Cuando hace tres años leíamos en la prensa que se cumplía el centenario de la gripe española de 1918, todos, o al menos la que escribe, pensamos que eso, hoy, ya no podría ocurrir. La Ciencia, que casi por inercia va con mayúscula, ha avanzado tanto que esto es imposible que pase otra vez, pensamos. Pero ha ocurrido. Y cómo.
Más allá de la muerte, de la soledad, del miedo, de todo lo que acompaña un suceso así, las medidas de control trajeron también una escala que no conocíamos, una interpretación del mundo diferente, una vara de medir nueva que volvió lo cotidiano algo extraordinario. Una hora ya no era una hora. La calle, mi acera, la gente ya no era gente sino personas que iban solas, de una en una, como un ladrón, con prisa de ladrón, sin dejar siquiera una sombra en las paredes con anuncios de películas que nunca llegaron a estrenarse.
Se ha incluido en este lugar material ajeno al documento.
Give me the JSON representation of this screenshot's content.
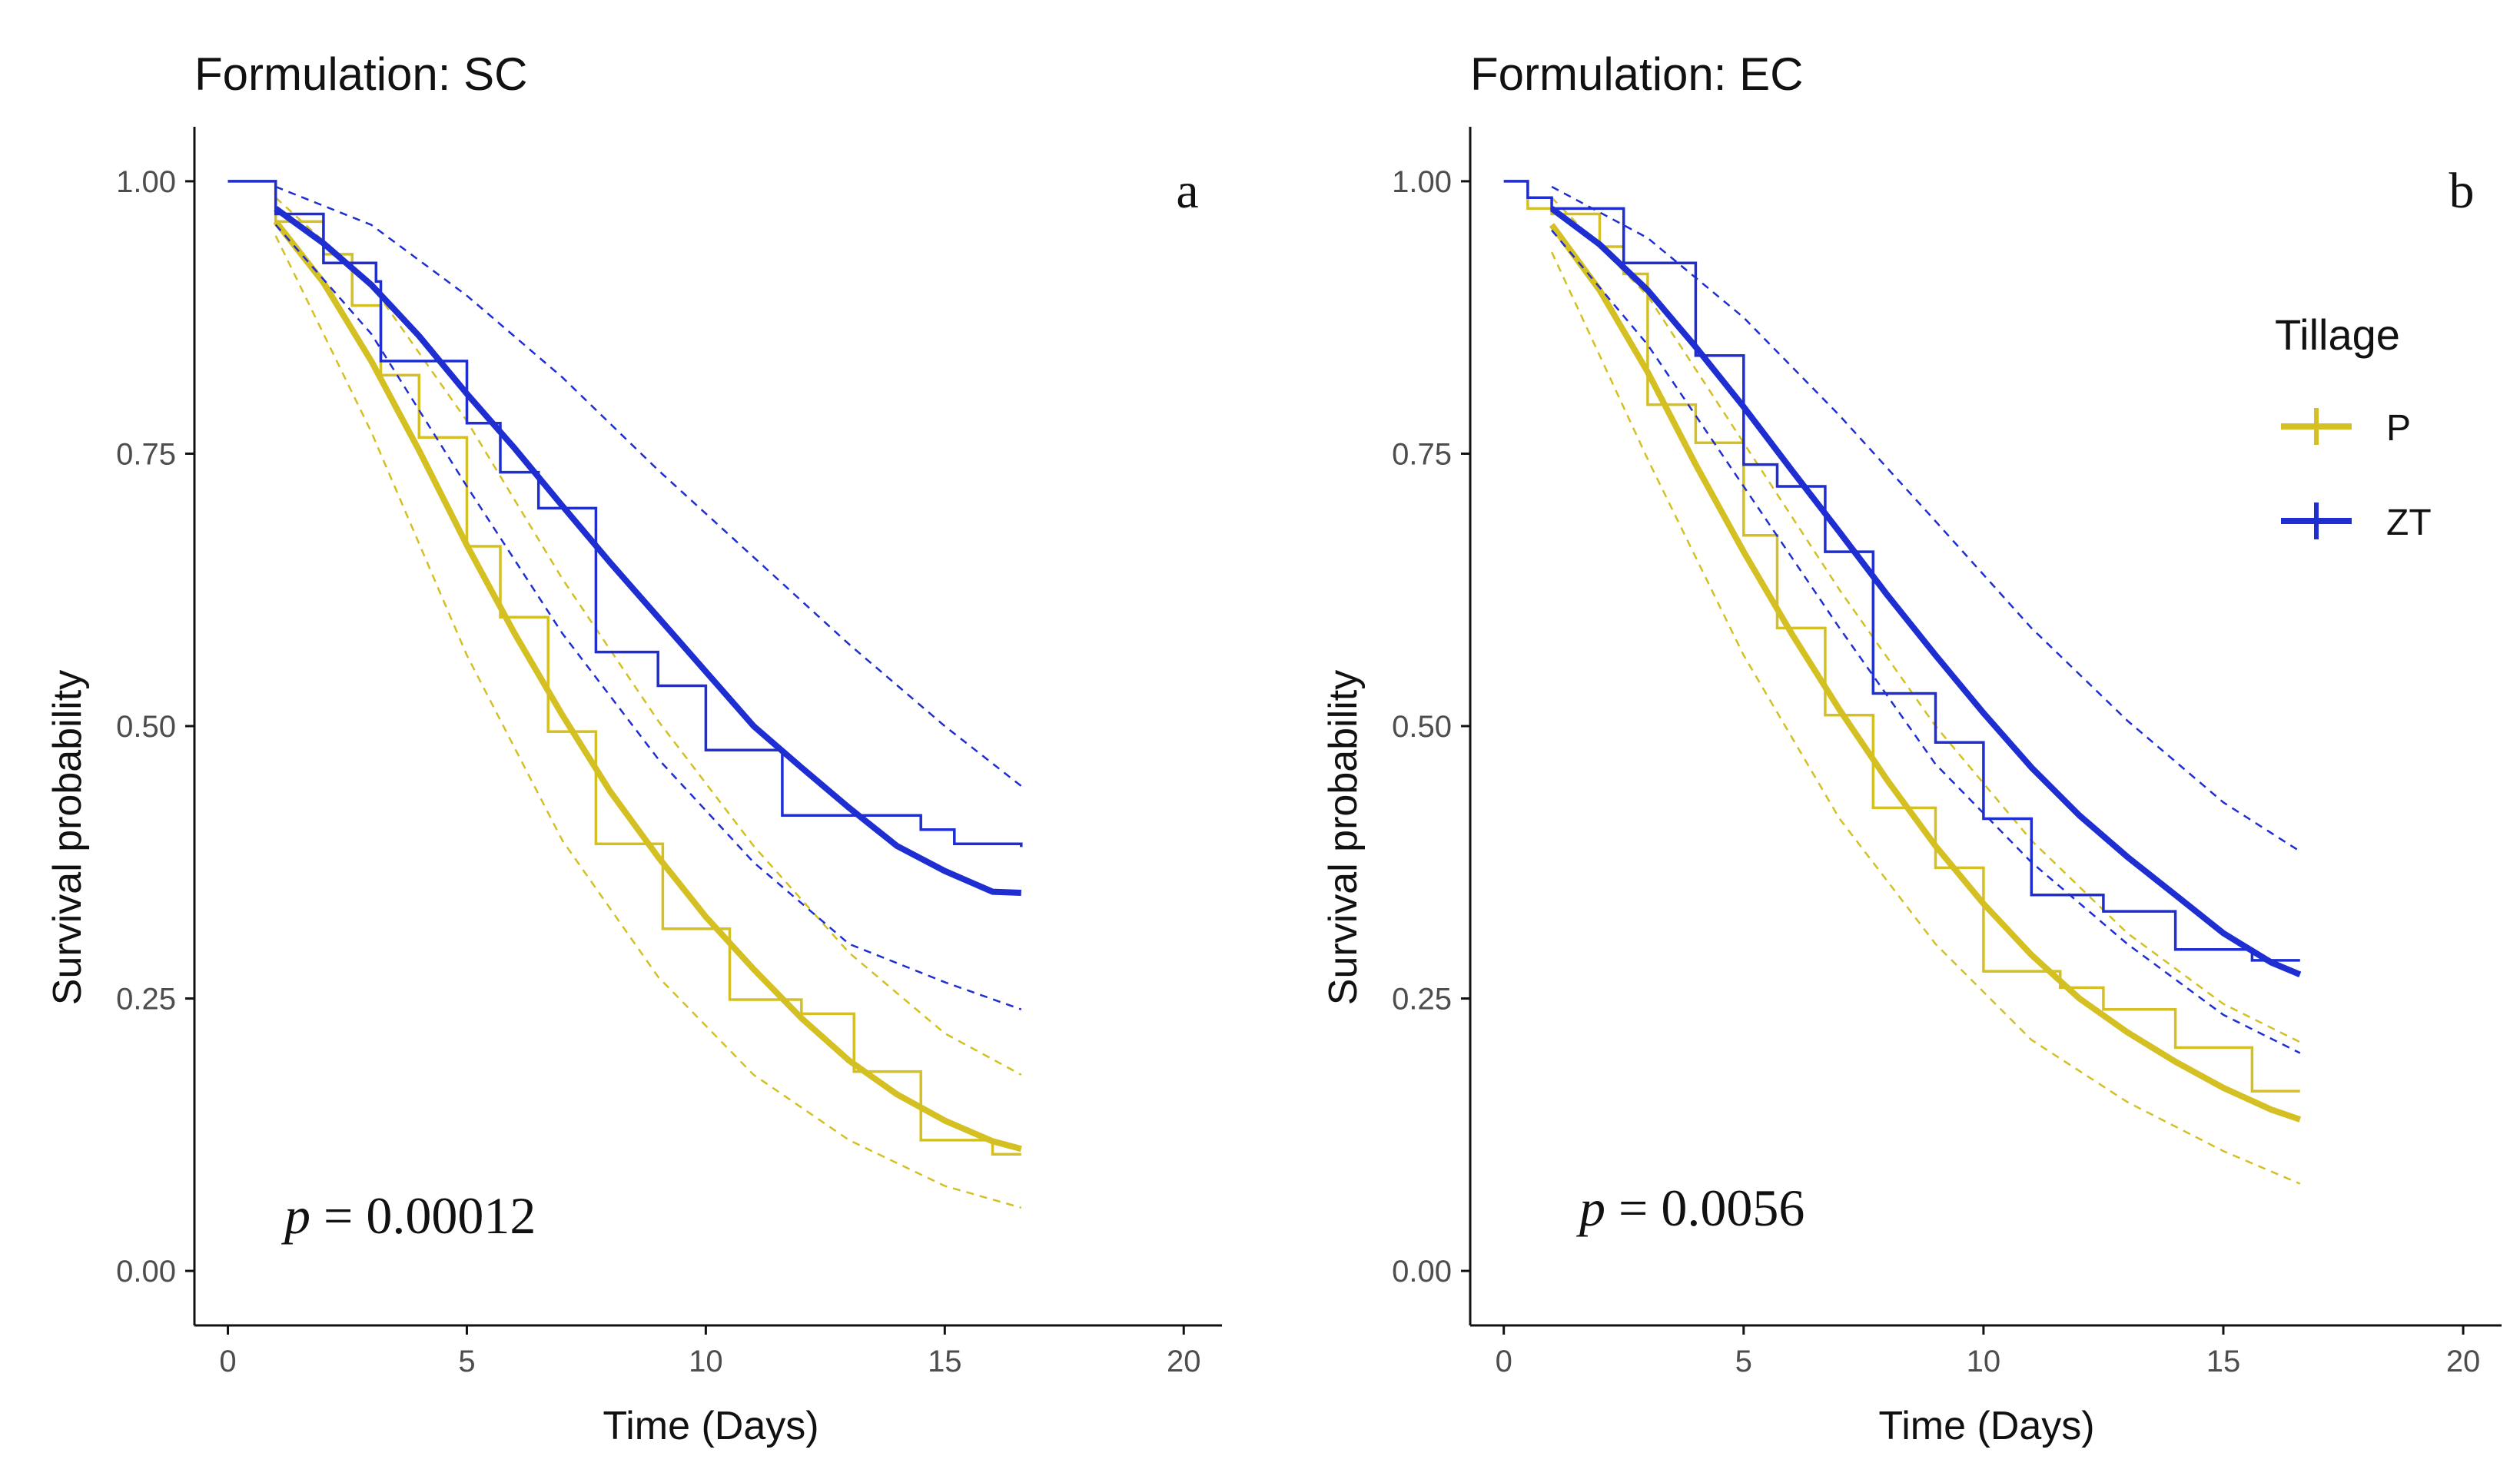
{
  "colors": {
    "P": "#d4c022",
    "ZT": "#1f2ed1",
    "axis": "#111111",
    "tick_text": "#4d4d4d",
    "background": "#ffffff"
  },
  "legend": {
    "title": "Tillage",
    "items": [
      {
        "key": "P",
        "label": "P"
      },
      {
        "key": "ZT",
        "label": "ZT"
      }
    ]
  },
  "chart_data": [
    {
      "type": "line",
      "title": "Formulation: SC",
      "panel_label": "a",
      "xlabel": "Time (Days)",
      "ylabel": "Survival probability",
      "xlim": [
        -0.7,
        20.8
      ],
      "ylim": [
        -0.05,
        1.05
      ],
      "xticks": [
        0,
        5,
        10,
        15,
        20
      ],
      "xtick_labels": [
        "0",
        "5",
        "10",
        "15",
        "20"
      ],
      "yticks": [
        0,
        0.25,
        0.5,
        0.75,
        1.0
      ],
      "ytick_labels": [
        "0.00",
        "0.25",
        "0.50",
        "0.75",
        "1.00"
      ],
      "annotation": {
        "p_label": "p",
        "p_rest": " = 0.00012"
      },
      "series": [
        {
          "name": "P",
          "key": "P",
          "km_steps": [
            [
              0,
              1.0
            ],
            [
              1.0,
              0.963
            ],
            [
              2.0,
              0.933
            ],
            [
              2.6,
              0.886
            ],
            [
              3.2,
              0.822
            ],
            [
              4.0,
              0.765
            ],
            [
              5.0,
              0.665
            ],
            [
              5.7,
              0.6
            ],
            [
              6.7,
              0.495
            ],
            [
              7.7,
              0.392
            ],
            [
              9.1,
              0.314
            ],
            [
              10.5,
              0.249
            ],
            [
              12.0,
              0.236
            ],
            [
              13.1,
              0.183
            ],
            [
              14.5,
              0.12
            ],
            [
              16.0,
              0.107
            ],
            [
              16.6,
              0.107
            ]
          ],
          "fit": {
            "x": [
              1.0,
              2.0,
              3.0,
              4.0,
              5.0,
              6.0,
              7.0,
              8.0,
              9.0,
              10.0,
              11.0,
              12.0,
              13.0,
              14.0,
              15.0,
              16.0,
              16.6
            ],
            "y": [
              0.963,
              0.907,
              0.835,
              0.753,
              0.666,
              0.585,
              0.51,
              0.44,
              0.38,
              0.325,
              0.277,
              0.232,
              0.193,
              0.162,
              0.138,
              0.119,
              0.112
            ]
          },
          "ci_upper": {
            "x": [
              1.0,
              3.0,
              5.0,
              7.0,
              9.0,
              11.0,
              13.0,
              15.0,
              16.6
            ],
            "y": [
              0.985,
              0.905,
              0.78,
              0.635,
              0.505,
              0.39,
              0.292,
              0.218,
              0.18
            ]
          },
          "ci_lower": {
            "x": [
              1.0,
              3.0,
              5.0,
              7.0,
              9.0,
              11.0,
              13.0,
              15.0,
              16.6
            ],
            "y": [
              0.95,
              0.77,
              0.565,
              0.395,
              0.27,
              0.18,
              0.12,
              0.078,
              0.058
            ]
          }
        },
        {
          "name": "ZT",
          "key": "ZT",
          "km_steps": [
            [
              0,
              1.0
            ],
            [
              1.0,
              0.97
            ],
            [
              2.0,
              0.925
            ],
            [
              3.1,
              0.908
            ],
            [
              3.2,
              0.835
            ],
            [
              5.0,
              0.778
            ],
            [
              5.7,
              0.733
            ],
            [
              6.5,
              0.7
            ],
            [
              7.7,
              0.568
            ],
            [
              9.0,
              0.537
            ],
            [
              10.0,
              0.478
            ],
            [
              11.6,
              0.418
            ],
            [
              14.5,
              0.405
            ],
            [
              15.2,
              0.392
            ],
            [
              16.6,
              0.389
            ]
          ],
          "fit": {
            "x": [
              1.0,
              2.0,
              3.0,
              4.0,
              5.0,
              6.0,
              7.0,
              8.0,
              9.0,
              10.0,
              11.0,
              12.0,
              13.0,
              14.0,
              15.0,
              16.0,
              16.6
            ],
            "y": [
              0.975,
              0.943,
              0.905,
              0.858,
              0.805,
              0.755,
              0.702,
              0.65,
              0.6,
              0.55,
              0.5,
              0.462,
              0.425,
              0.39,
              0.367,
              0.348,
              0.347
            ]
          },
          "ci_upper": {
            "x": [
              1.0,
              3.0,
              5.0,
              7.0,
              9.0,
              11.0,
              13.0,
              15.0,
              16.6
            ],
            "y": [
              0.995,
              0.96,
              0.895,
              0.82,
              0.735,
              0.655,
              0.575,
              0.5,
              0.445
            ]
          },
          "ci_lower": {
            "x": [
              1.0,
              3.0,
              5.0,
              7.0,
              9.0,
              11.0,
              13.0,
              15.0,
              16.6
            ],
            "y": [
              0.96,
              0.86,
              0.72,
              0.585,
              0.47,
              0.375,
              0.3,
              0.265,
              0.24
            ]
          }
        }
      ]
    },
    {
      "type": "line",
      "title": "Formulation: EC",
      "panel_label": "b",
      "xlabel": "Time (Days)",
      "ylabel": "Survival probability",
      "xlim": [
        -0.7,
        20.8
      ],
      "ylim": [
        -0.05,
        1.05
      ],
      "xticks": [
        0,
        5,
        10,
        15,
        20
      ],
      "xtick_labels": [
        "0",
        "5",
        "10",
        "15",
        "20"
      ],
      "yticks": [
        0,
        0.25,
        0.5,
        0.75,
        1.0
      ],
      "ytick_labels": [
        "0.00",
        "0.25",
        "0.50",
        "0.75",
        "1.00"
      ],
      "annotation": {
        "p_label": "p",
        "p_rest": " = 0.0056"
      },
      "series": [
        {
          "name": "P",
          "key": "P",
          "km_steps": [
            [
              0,
              1.0
            ],
            [
              0.5,
              0.975
            ],
            [
              1.0,
              0.97
            ],
            [
              2.0,
              0.94
            ],
            [
              2.5,
              0.915
            ],
            [
              3.0,
              0.795
            ],
            [
              4.0,
              0.76
            ],
            [
              5.0,
              0.675
            ],
            [
              5.7,
              0.59
            ],
            [
              6.7,
              0.51
            ],
            [
              7.7,
              0.425
            ],
            [
              9.0,
              0.37
            ],
            [
              10.0,
              0.275
            ],
            [
              11.6,
              0.26
            ],
            [
              12.5,
              0.24
            ],
            [
              14.0,
              0.205
            ],
            [
              15.6,
              0.165
            ],
            [
              16.6,
              0.165
            ]
          ],
          "fit": {
            "x": [
              1.0,
              2.0,
              3.0,
              4.0,
              5.0,
              6.0,
              7.0,
              8.0,
              9.0,
              10.0,
              11.0,
              12.0,
              13.0,
              14.0,
              15.0,
              16.0,
              16.6
            ],
            "y": [
              0.96,
              0.9,
              0.825,
              0.74,
              0.66,
              0.585,
              0.515,
              0.45,
              0.39,
              0.337,
              0.29,
              0.25,
              0.219,
              0.192,
              0.168,
              0.148,
              0.139
            ]
          },
          "ci_upper": {
            "x": [
              1.0,
              3.0,
              5.0,
              7.0,
              9.0,
              11.0,
              13.0,
              15.0,
              16.6
            ],
            "y": [
              0.985,
              0.895,
              0.76,
              0.625,
              0.5,
              0.395,
              0.31,
              0.245,
              0.21
            ]
          },
          "ci_lower": {
            "x": [
              1.0,
              3.0,
              5.0,
              7.0,
              9.0,
              11.0,
              13.0,
              15.0,
              16.6
            ],
            "y": [
              0.935,
              0.745,
              0.565,
              0.415,
              0.3,
              0.212,
              0.155,
              0.11,
              0.08
            ]
          }
        },
        {
          "name": "ZT",
          "key": "ZT",
          "km_steps": [
            [
              0,
              1.0
            ],
            [
              0.5,
              0.985
            ],
            [
              1.0,
              0.975
            ],
            [
              2.5,
              0.925
            ],
            [
              4.0,
              0.84
            ],
            [
              5.0,
              0.74
            ],
            [
              5.7,
              0.72
            ],
            [
              6.7,
              0.66
            ],
            [
              7.7,
              0.53
            ],
            [
              9.0,
              0.485
            ],
            [
              10.0,
              0.415
            ],
            [
              11.0,
              0.345
            ],
            [
              12.5,
              0.33
            ],
            [
              14.0,
              0.295
            ],
            [
              15.6,
              0.285
            ],
            [
              16.6,
              0.285
            ]
          ],
          "fit": {
            "x": [
              1.0,
              2.0,
              3.0,
              4.0,
              5.0,
              6.0,
              7.0,
              8.0,
              9.0,
              10.0,
              11.0,
              12.0,
              13.0,
              14.0,
              15.0,
              16.0,
              16.6
            ],
            "y": [
              0.975,
              0.942,
              0.9,
              0.848,
              0.793,
              0.735,
              0.678,
              0.62,
              0.565,
              0.512,
              0.462,
              0.418,
              0.38,
              0.345,
              0.31,
              0.283,
              0.272
            ]
          },
          "ci_upper": {
            "x": [
              1.0,
              3.0,
              5.0,
              7.0,
              9.0,
              11.0,
              13.0,
              15.0,
              16.6
            ],
            "y": [
              0.995,
              0.948,
              0.875,
              0.785,
              0.688,
              0.59,
              0.505,
              0.43,
              0.385
            ]
          },
          "ci_lower": {
            "x": [
              1.0,
              3.0,
              5.0,
              7.0,
              9.0,
              11.0,
              13.0,
              15.0,
              16.6
            ],
            "y": [
              0.955,
              0.85,
              0.72,
              0.59,
              0.465,
              0.375,
              0.3,
              0.235,
              0.2
            ]
          }
        }
      ]
    }
  ]
}
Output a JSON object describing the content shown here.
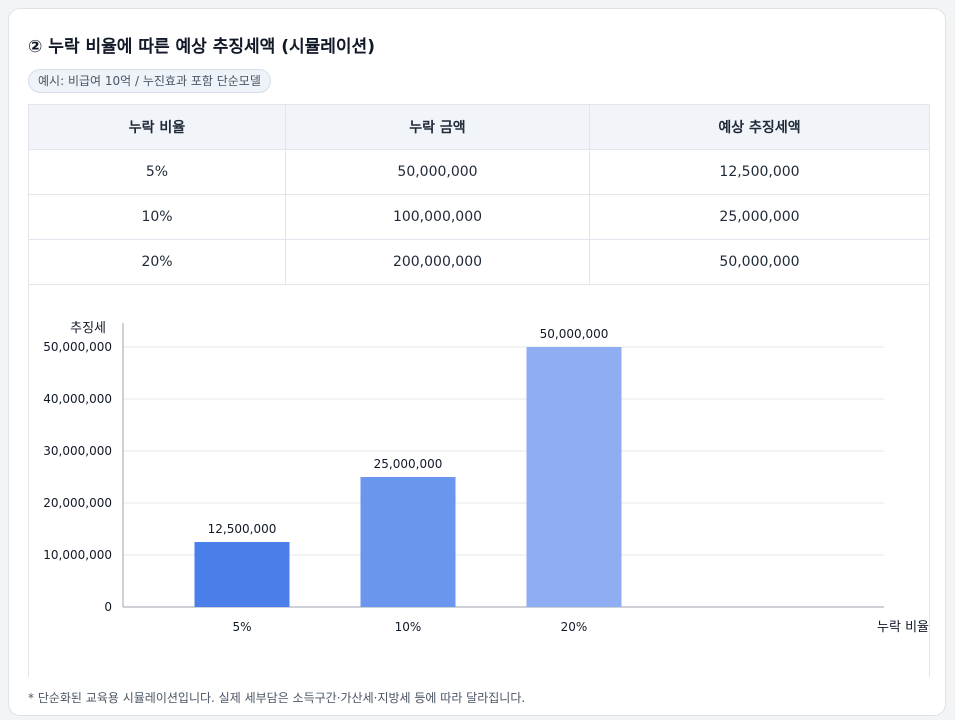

Saludabas desde casa, desde detrás del cristal, fotografiabas a ese desconocido que no sabías muy bien si acababa de salvarse de un naufragio o se dirigía a un naufragio sin remedio. Pero todo de lejos. Porque esa vara no solo cambió la medida del tiempo, también del espacio, lo dejó todo allá, al otro lado de una frontera extraña. Estábamos rodeados de fronteras.
Recuerdo a finales de abril, desde la ventana, en esos meses en que nuestras casas no fueron más que ventanas, ver pasar un avión. Fue el primero. Después de muchas semanas, ver el largo rastro blanco del reactor, ver el avión atravesar el horizonte (iba de este a oeste, lo recuerdo muy bien) me hizo caer en la cuenta de que llevaba dos meses sin ver ninguno. Pensé entonces que algo estaba acabando al fin, que ese avión era una promesa. Volvía lo moderno, lo contemporáneo, lo rápido, después de esos exasperantemente lentos meses de plaga bíblica.Volvía la industria, la máquina, lo real. Se ponía en marcha la Ciencia de nuevo, la precisión, la tecnología precisa, la misma que el 19 de febrero de este 2021 depositó sobre la superficie de Marte al "Perseverance", que en estos mismo momentos se encuentra recogiendo imágenes sobrecogedoras de polvo oxidado y cielos cetrinos, grabando el ruido tamizado de la brisa musical, recogiendo muestra tras muestra de tierra roja, buscando señales de lagos subglaciares, de organismos, de cualquier forma de vida, y no sabremos nunca si dejando allí, ahora mismo, en Marte, el comienzo del fin, la cancelación de un posible futuro, la muerte de la Creación. Mars Year Zero.